Common PUBG Spoofing Mistakes

Only Cleaning BattlEye Traces

The most PUBG-specific mistake. PUBG has two separate anti-cheat systems with two separate data stores. Cleaning BattlEye files while leaving Krafton's anti-cheat data intact means Krafton's system can still identify your real hardware from its own cached fingerprint. You must clean both systems.

Ignoring PUBG Shield

If you had PUBG Shield enabled before your ban, it created additional system-level files and registry entries. These are separate from standard BattlEye data and contain enhanced hardware fingerprint information. If you do not clean PUBG Shield traces, the enhanced fingerprint data can betray your real hardware identity.

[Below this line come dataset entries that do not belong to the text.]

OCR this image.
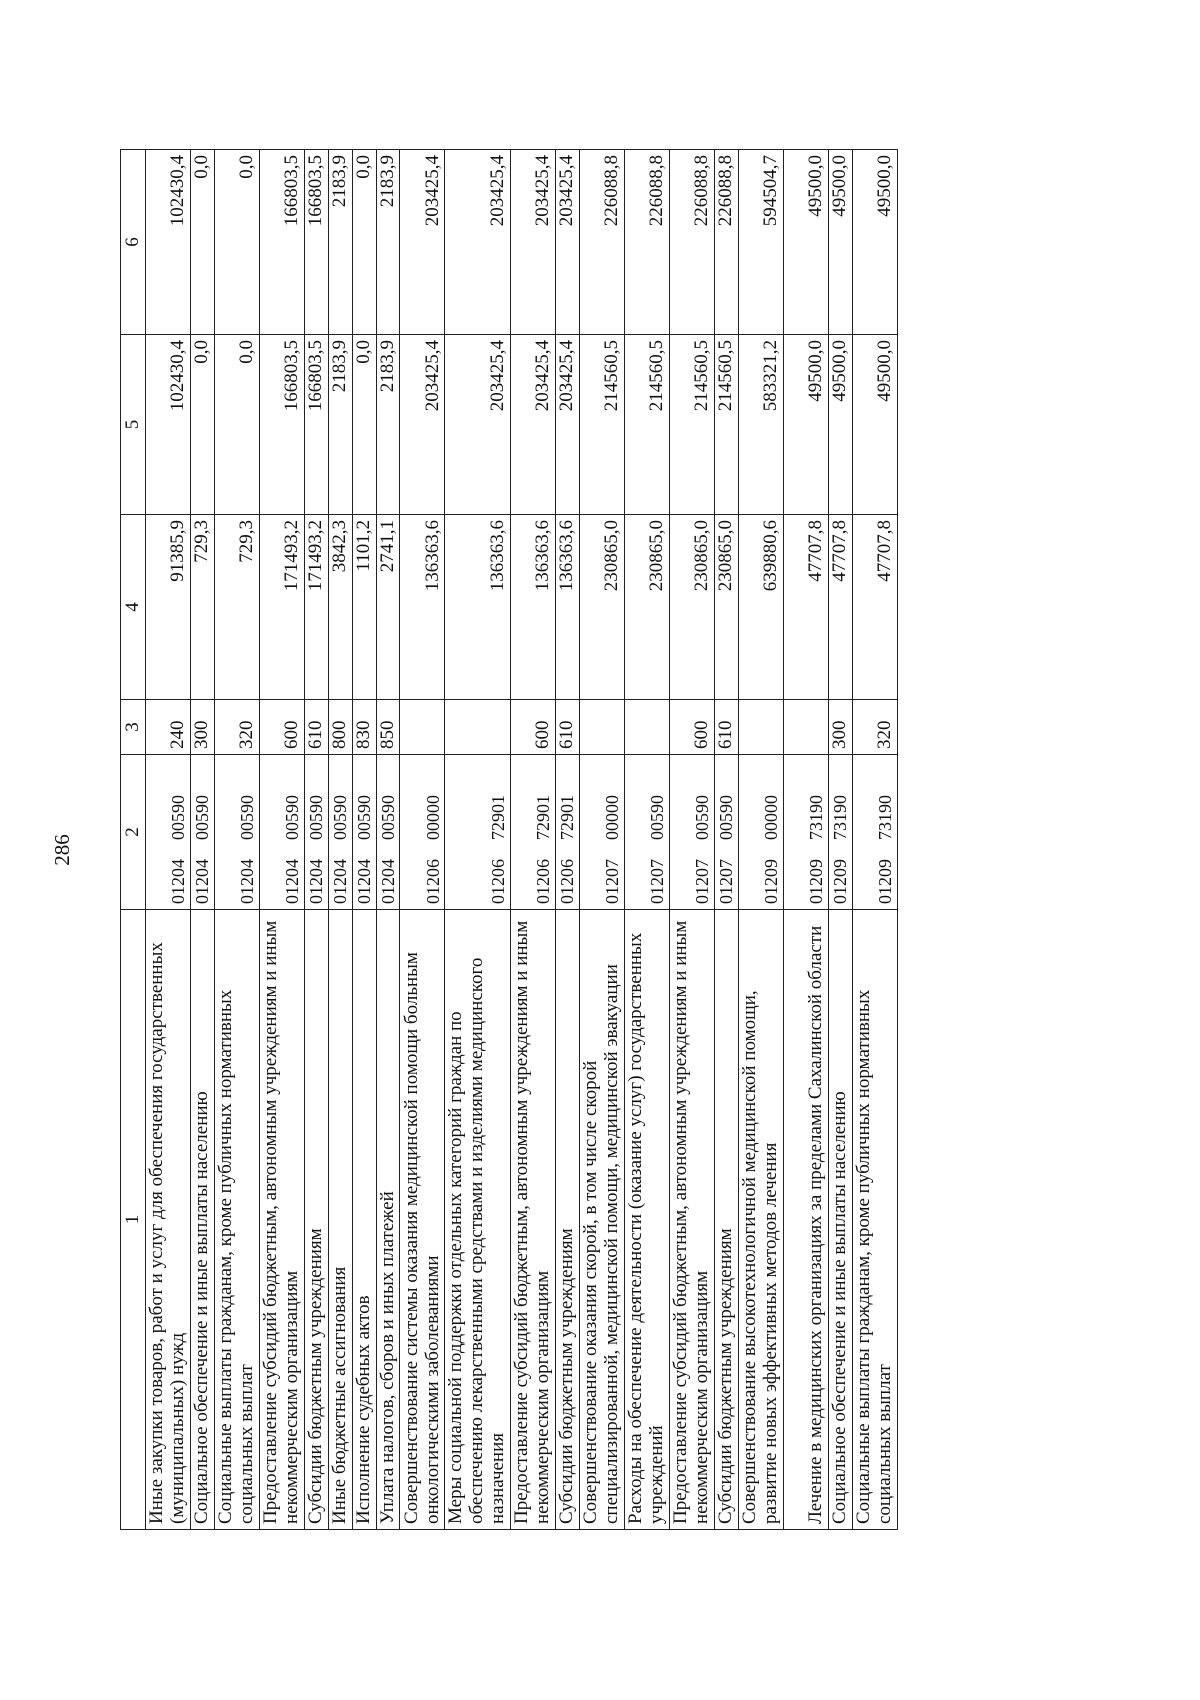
286
1	2	3	4	5	6
Иные закупки товаров, работ и услуг для обеспечения государственных (муниципальных) нужд	0120400590	240	91385,9	102430,4	102430,4
Социальное обеспечение и иные выплаты населению	0120400590	300	729,3	0,0	0,0
Социальные выплаты гражданам, кроме публичных нормативных социальных выплат	0120400590	320	729,3	0,0	0,0
Предоставление субсидий бюджетным, автономным учреждениям и иным некоммерческим организациям	0120400590	600	171493,2	166803,5	166803,5
Субсидии бюджетным учреждениям	0120400590	610	171493,2	166803,5	166803,5
Иные бюджетные ассигнования	0120400590	800	3842,3	2183,9	2183,9
Исполнение судебных актов	0120400590	830	1101,2	0,0	0,0
Уплата налогов, сборов и иных платежей	0120400590	850	2741,1	2183,9	2183,9
Совершенствование системы оказания медицинской помощи больным онкологическими заболеваниями	0120600000		136363,6	203425,4	203425,4
Меры социальной поддержки отдельных категорий граждан по обеспечению лекарственными средствами и изделиями медицинского назначения	0120672901		136363,6	203425,4	203425,4
Предоставление субсидий бюджетным, автономным учреждениям и иным некоммерческим организациям	0120672901	600	136363,6	203425,4	203425,4
Субсидии бюджетным учреждениям	0120672901	610	136363,6	203425,4	203425,4
Совершенствование оказания скорой, в том числе скорой специализированной, медицинской помощи, медицинской эвакуации	0120700000		230865,0	214560,5	226088,8
Расходы на обеспечение деятельности (оказание услуг) государственных учреждений	0120700590		230865,0	214560,5	226088,8
Предоставление субсидий бюджетным, автономным учреждениям и иным некоммерческим организациям	0120700590	600	230865,0	214560,5	226088,8
Субсидии бюджетным учреждениям	0120700590	610	230865,0	214560,5	226088,8
Совершенствование высокотехнологичной медицинской помощи, развитие новых эффективных методов лечения	0120900000		639880,6	583321,2	594504,7
Лечение в медицинских организациях за пределами Сахалинской области	0120973190		47707,8	49500,0	49500,0
Социальное обеспечение и иные выплаты населению	0120973190	300	47707,8	49500,0	49500,0
Социальные выплаты гражданам, кроме публичных нормативных социальных выплат	0120973190	320	47707,8	49500,0	49500,0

Performing Too Well on a New Account

Krafton's machine learning anti-cheat flags statistically anomalous behavior. A brand-new account with zero hours that immediately performs at Diamond or Master level in ranked matches is going to get flagged for investigation. Play casually at first and build up your account history organically. Do not immediately jump into ranked at your old skill level.

Using the Same IP Address

While not strictly a hardware issue, PUBG's anti-cheat system logs IP addresses alongside hardware fingerprints. If your new account connects from the same IP address as your banned account, it creates a correlation that can trigger additional scrutiny. Consider using a VPN for your first few sessions on the new account.

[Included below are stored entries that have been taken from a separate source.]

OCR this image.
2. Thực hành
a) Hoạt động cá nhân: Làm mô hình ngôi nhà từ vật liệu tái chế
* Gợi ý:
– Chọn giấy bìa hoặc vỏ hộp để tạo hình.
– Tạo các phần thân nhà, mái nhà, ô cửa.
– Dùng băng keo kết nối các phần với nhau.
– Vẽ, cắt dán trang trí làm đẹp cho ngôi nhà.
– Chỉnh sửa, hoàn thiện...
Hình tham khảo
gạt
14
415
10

Not Spoofing Volume Serials

BattlEye checks Windows volume serial numbers that many basic spoofers do not cover. If your disk serials and MAC addresses are spoofed but your volume serials remain unchanged, BattlEye still has a partial fingerprint match. A comprehensive spoofer must include volume serial spoofing for PUBG.

Our Recommendation

The TATEWARE HWID Spoofer is our top recommendation for PUBG in 2026. PUBG's dual anti-cheat system — BattlEye plus Krafton's custom layer — demands a spoofer that goes beyond basic hardware identity change. TATEWARE provides kernel-level operation that intercepts hardware ID queries from both BattlEye's and Krafton's anti-cheat drivers simultaneously. Every identifier both systems check is covered: SMBIOS, disk serials, MAC addresses, GPU identifiers, and volume serial numbers. The automatic trace cleaning module addresses both BattlEye driver files and Krafton's anti-cheat cached data, eliminating the dual-cleanup problem that trips up most PUBG players.

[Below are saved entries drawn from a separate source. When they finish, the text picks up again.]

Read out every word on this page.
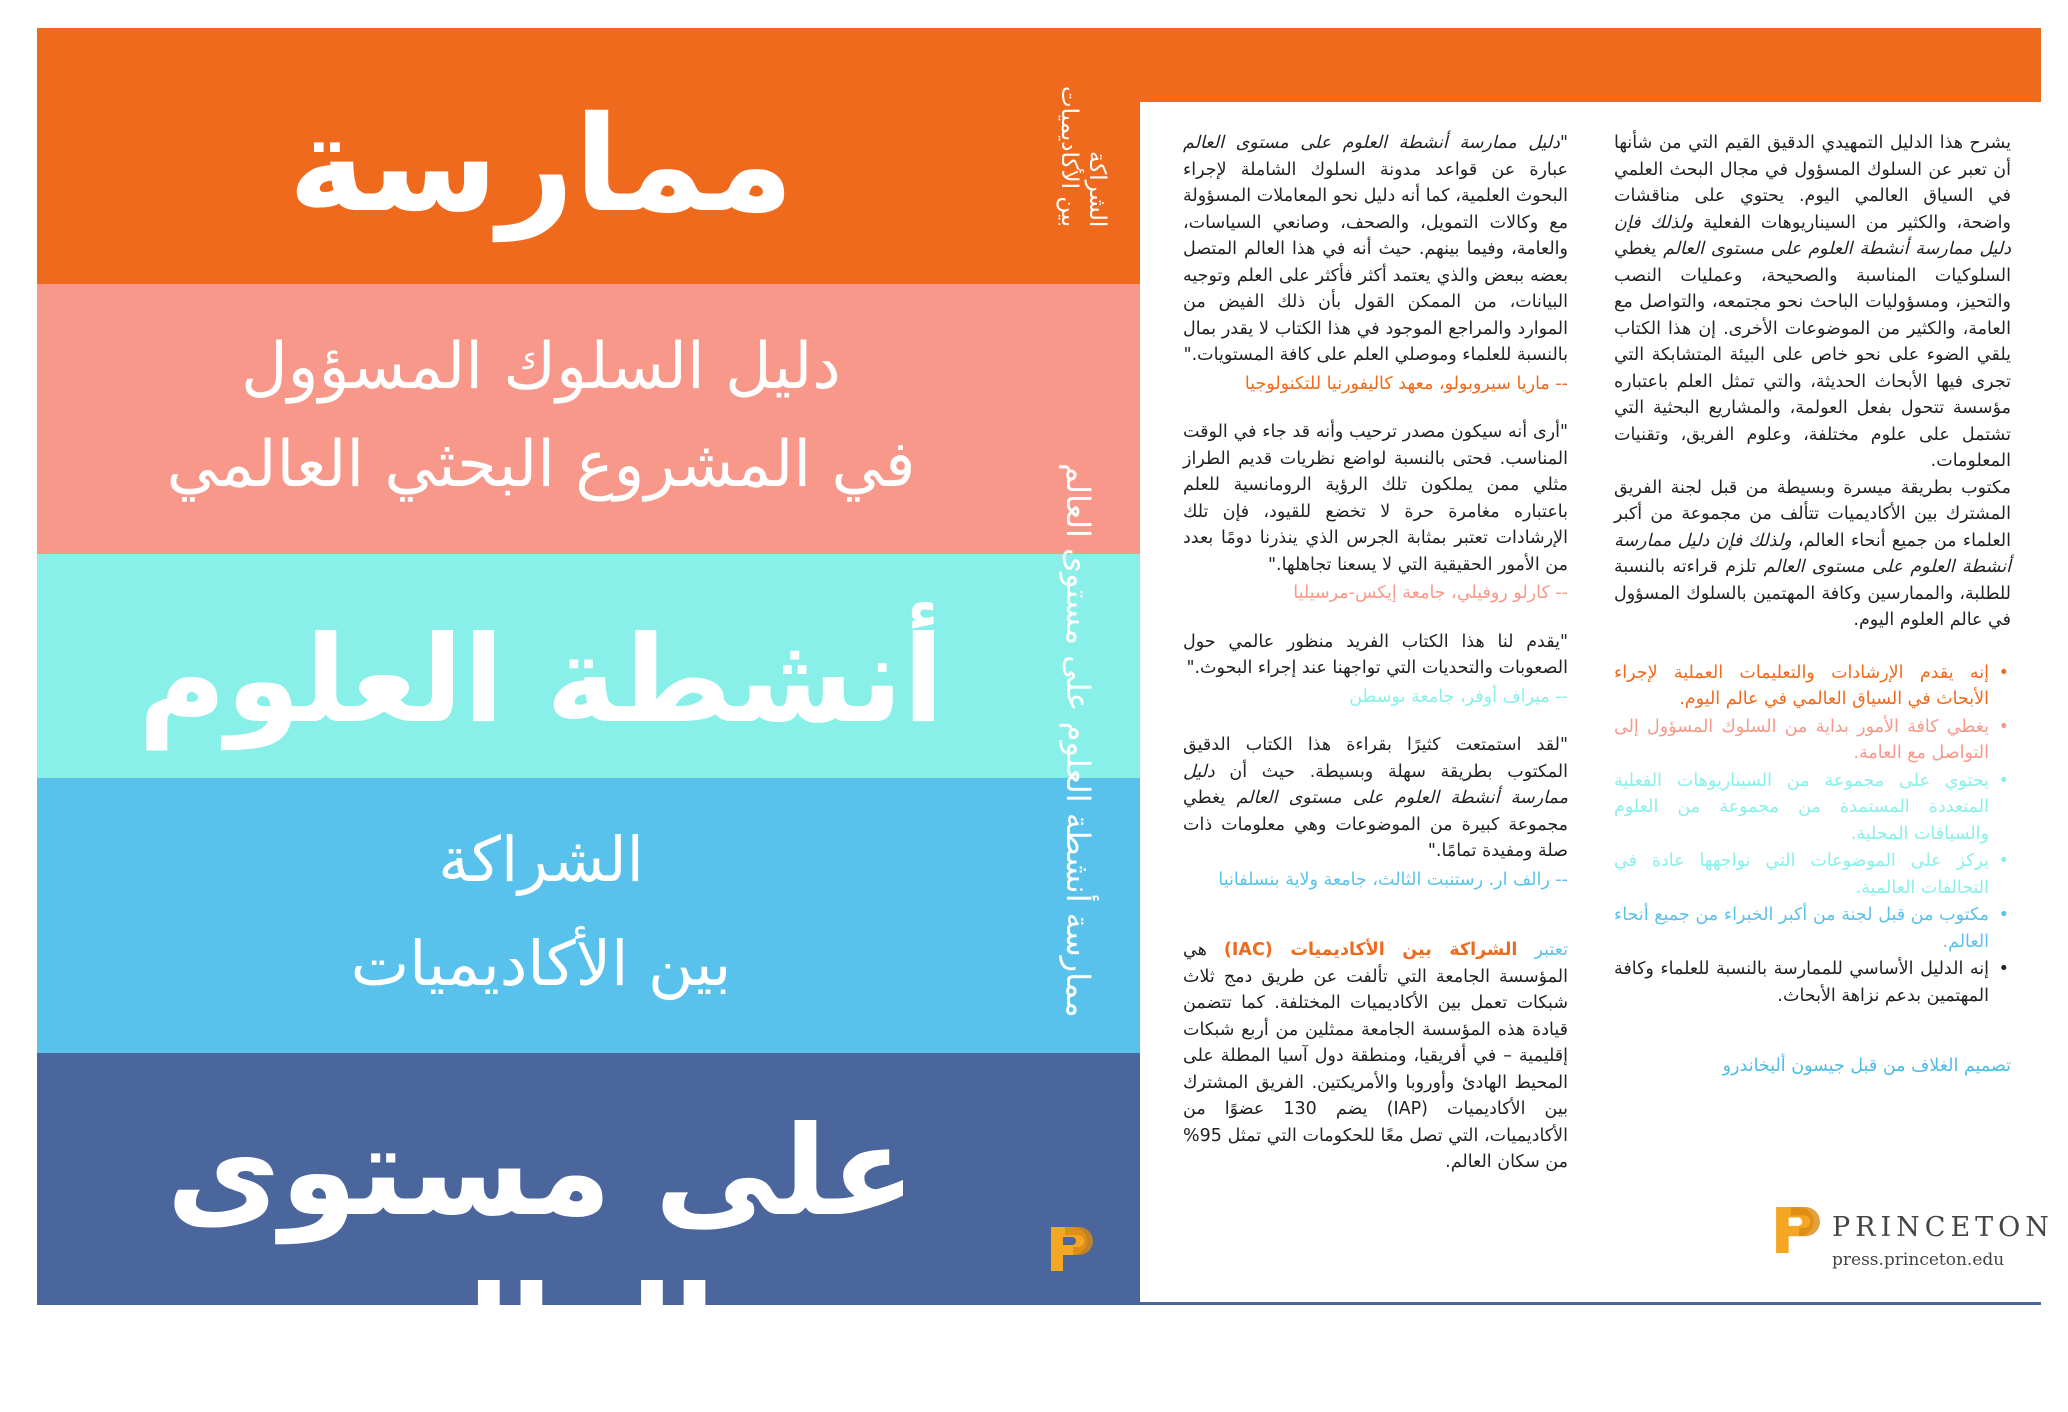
ممارسة
دليل السلوك المسؤول
في المشروع البحثي العالمي
أنشطة العلوم
الشراكة
بين الأكاديميات
على مستوى العالم
الشراكة
بين الأكاديميات
ممارسة أنشطة العلوم على مستوى العالم

يشرح هذا الدليل التمهيدي الدقيق القيم التي من شأنها أن تعبر عن السلوك المسؤول في مجال البحث العلمي في السياق العالمي اليوم. يحتوي على مناقشات واضحة، والكثير من السيناريوهات الفعلية ولذلك فإن دليل ممارسة أنشطة العلوم على مستوى العالم يغطي السلوكيات المناسبة والصحيحة، وعمليات النصب والتحيز، ومسؤوليات الباحث نحو مجتمعه، والتواصل مع العامة، والكثير من الموضوعات الأخرى. إن هذا الكتاب يلقي الضوء على نحو خاص على البيئة المتشابكة التي تجرى فيها الأبحاث الحديثة، والتي تمثل العلم باعتباره مؤسسة تتحول بفعل العولمة، والمشاريع البحثية التي تشتمل على علوم مختلفة، وعلوم الفريق، وتقنيات المعلومات.

مكتوب بطريقة ميسرة وبسيطة من قبل لجنة الفريق المشترك بين الأكاديميات تتألف من مجموعة من أكبر العلماء من جميع أنحاء العالم، ولذلك فإن دليل ممارسة أنشطة العلوم على مستوى العالم تلزم قراءته بالنسبة للطلبة، والممارسين وكافة المهتمين بالسلوك المسؤول في عالم العلوم اليوم.

• إنه يقدم الإرشادات والتعليمات العملية لإجراء الأبحاث في السياق العالمي في عالم اليوم.
• يغطي كافة الأمور بداية من السلوك المسؤول إلى التواصل مع العامة.
• يحتوي على مجموعة من السيناريوهات الفعلية المتعددة المستمدة من مجموعة من العلوم والسياقات المحلية.
• يركز على الموضوعات التي نواجهها عادة في التحالفات العالمية.
• مكتوب من قبل لجنة من أكبر الخبراء من جميع أنحاء العالم.
• إنه الدليل الأساسي للممارسة بالنسبة للعلماء وكافة المهتمين بدعم نزاهة الأبحاث.
تصميم الغلاف من قبل جيسون أليخاندرو
"دليل ممارسة أنشطة العلوم على مستوى العالم عبارة عن قواعد مدونة السلوك الشاملة لإجراء البحوث العلمية، كما أنه دليل نحو المعاملات المسؤولة مع وكالات التمويل، والصحف، وصانعي السياسات، والعامة، وفيما بينهم. حيث أنه في هذا العالم المتصل بعضه ببعض والذي يعتمد أكثر فأكثر على العلم وتوجيه البيانات، من الممكن القول بأن ذلك الفيض من الموارد والمراجع الموجود في هذا الكتاب لا يقدر بمال بالنسبة للعلماء وموصلي العلم على كافة المستويات."
-- ماريا سيروبولو، معهد كاليفورنيا للتكنولوجيا
"أرى أنه سيكون مصدر ترحيب وأنه قد جاء في الوقت المناسب. فحتى بالنسبة لواضع نظريات قديم الطراز مثلي ممن يملكون تلك الرؤية الرومانسية للعلم باعتباره مغامرة حرة لا تخضع للقيود، فإن تلك الإرشادات تعتبر بمثابة الجرس الذي ينذرنا دومًا بعدد من الأمور الحقيقية التي لا يسعنا تجاهلها."
-- كارلو روفيلي، جامعة إيكس-مرسيليا
"يقدم لنا هذا الكتاب الفريد منظور عالمي حول الصعوبات والتحديات التي تواجهنا عند إجراء البحوث."
-- ميراف أوفر، جامعة بوسطن
"لقد استمتعت كثيرًا بقراءة هذا الكتاب الدقيق المكتوب بطريقة سهلة وبسيطة. حيث أن دليل ممارسة أنشطة العلوم على مستوى العالم يغطي مجموعة كبيرة من الموضوعات وهي معلومات ذات صلة ومفيدة تمامًا."
-- رالف ار. رستنبت الثالث، جامعة ولاية بنسلفانيا
تعتبر الشراكة بين الأكاديميات (IAC) هي المؤسسة الجامعة التي تألفت عن طريق دمج ثلاث شبكات تعمل بين الأكاديميات المختلفة. كما تتضمن قيادة هذه المؤسسة الجامعة ممثلين من أربع شبكات إقليمية – في أفريقيا، ومنطقة دول آسيا المطلة على المحيط الهادئ وأوروبا والأمريكتين. الفريق المشترك بين الأكاديميات (IAP) يضم 130 عضوًا من الأكاديميات، التي تصل معًا للحكومات التي تمثل 95% من سكان العالم.
PRINCETON
press.princeton.edu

For a deeper understanding of how HWID spoofing works, read what is an HWID spoofer. For information on EAC games (which use a different anti-cheat but similar spoofing principles), see our best HWID spoofer for EAC games guide. New to spoofing? Start with the beginner setup guide.

TATEWARE HWID Spoofer — Full BattlEye + Krafton Bypass for PUBG

Kernel-level bypass for PUBG's dual anti-cheat. All hardware identifiers spoofed. Automatic trace cleaning for BattlEye and Krafton data. PUBG Shield compatible. One click to a clean slate.

View HWID Spoofer

Bottom Line

PUBG's hardware ban system is one of the most comprehensive in gaming, combining BattlEye's 20-plus years of anti-cheat expertise with Krafton's own machine learning-powered detection layer. Getting past it requires thoroughness at every step: cleaning traces from both anti-cheat systems (not just BattlEye), spoofing every hardware identifier that both systems check (including volume serials), and approaching your return with operational awareness (new account, gradual performance ramp-up, different IP initially). The silver lining is that PUBG is free-to-play, so once your hardware is properly spoofed, you only need a free Steam account to get back in. Do it right with a comprehensive spoofer like TATEWARE, and both BattlEye and Krafton's system will see nothing but a clean machine with no ban history.